Usually extensions are registered before start calling run of trainer, see below
Role: Manages Training lifecycle. extension can be registered.
Trainer extension
Trainer extension can be registered by trainer.extend() function.
These extensions are used in this example,
Evaluator Calculate Validation loss and accuracy, and it is printed out and logged to file.
LogReport Print out logfile in json format, in the directory specified by out argument in trainer.
PrintReport Print out log in standard out (console) to show training status.
ProgressBar Show progress bar to show current progress of training.
snapshot Save the trainer state (including model, optimizer information) in regular interval. By setting this extension, you can pause and resume training.
Role: hook trigger to trainer to do several events in specific timing
Trainer architecture summary
Refer above figure for the training abstraction procedure using Trainer module.
Advantage of using Trainer module
– Multi process data preparation using MultiProcessIterator
Python has GIL feature, so even you use multi-thread its threads are not executed in “parallel”. If the code contains heavy data preprocessing (e.g. data augmentation, adding noise before feeding as input) you can get benefit by using MultiProcessIterator.
– Multiple GPU utilization
– ParallelUpdater or MultiProcessParallelUpdater
– Trainer extensions are useful and reusable once you made your own extension
– PrintReport
– ProgressBar
– LogReport
— The log is in json format, it is easy to load and plot learning curve graph etc.
2 Chain classes, “Predictor” and “Classifier” are used for this framework.
Training phase: Predictor’s output is fed into Classifier to calculate loss.
Predict/Inference phase: Only predictor’s output is used.
Predictor
Predictor simply calculates output based on input.
# Network definition Chainer v2
# 1. `init_scope()` is used to initialize links for IDE friendly design.
# 2. input size of Linear layer can be omitted
class MLP(chainer.Chain):
def __init__(self, n_units, n_out):
super(MLP, self).__init__()
with self.init_scope():
# input size of each layer will be inferred when omitted
self.l1 = L.Linear(n_units) # n_in -> n_units
self.l2 = L.Linear(n_units) # n_units -> n_units
self.l3 = L.Linear(n_out) # n_units -> n_out
def __call__(self, x):
h1 = F.relu(self.l1(x))
h2 = F.relu(self.l2(h1))
return self.l3(h2)
model = mlp.MLP(args.unit, 10)
Classifier
Classifier “wraps” predictors output y to calculate loss between y and actual target t.
classifier_model = L.Classifier(model)
optimizer.update(classifier_model, x, t)
which invokes classifier_model(x, t) internally, calculates loss and update internal parameter by back propagation.

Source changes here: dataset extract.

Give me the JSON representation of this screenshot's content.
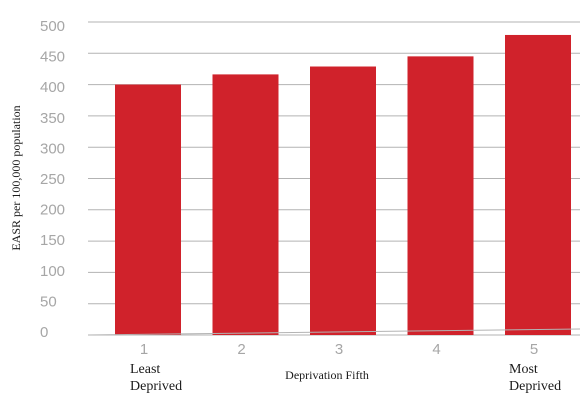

Both the loss calculation in train phase and predict code for inference phase are implemented within one model, and the behavior is managed by “train flag” (or “test flag”/”predict flag”).
# Network definition
class MLP(chainer.Chain):
def __init__(self, n_units, n_out):
super(MLP, self).__init__()
with self.init_scope():
self.l1 = L.Linear(None, n_units) # n_in -> n_units
self.l2 = L.Linear(None, n_units) # n_units -> n_units
self.l3 = L.Linear(None, n_out) # n_units -> n_out
# Define train flag
self.train = True
def __call__(self, x, t=None):
h1 = F.relu(self.l1(x))
h2 = F.relu(self.l2(h1))
y = self.l3(h2)
if self.train:
# return loss in training phase
#y = self.predictor(x)
self.loss = F.softmax_cross_entropy(y, t)
self.accuracy = F.accuracy(y, t)
return self.loss
else:
# return y in predict/inference phase
return y
As default, self.train = True, and this model will calculate loss so that optimizer can update its internal parameters.
To predict value, we can set train flag to False,
model.train = False
y = model(x)
# model.train = True # if necessary
Comparison
Predictor – Classifier framework has an advantage that Classifier module can be independent and it will be reusable. However, if loss calculation is complicated, it is difficult to apply this framework.
In train flag framework, train loss calculation and predict calculation can be independent. You can implement any loss calculation, even the loss calculation is very different from predict calculation.
Basically, you can use Predictor – Classifier framework if the loss function is typical. Use train flag framework otherwise.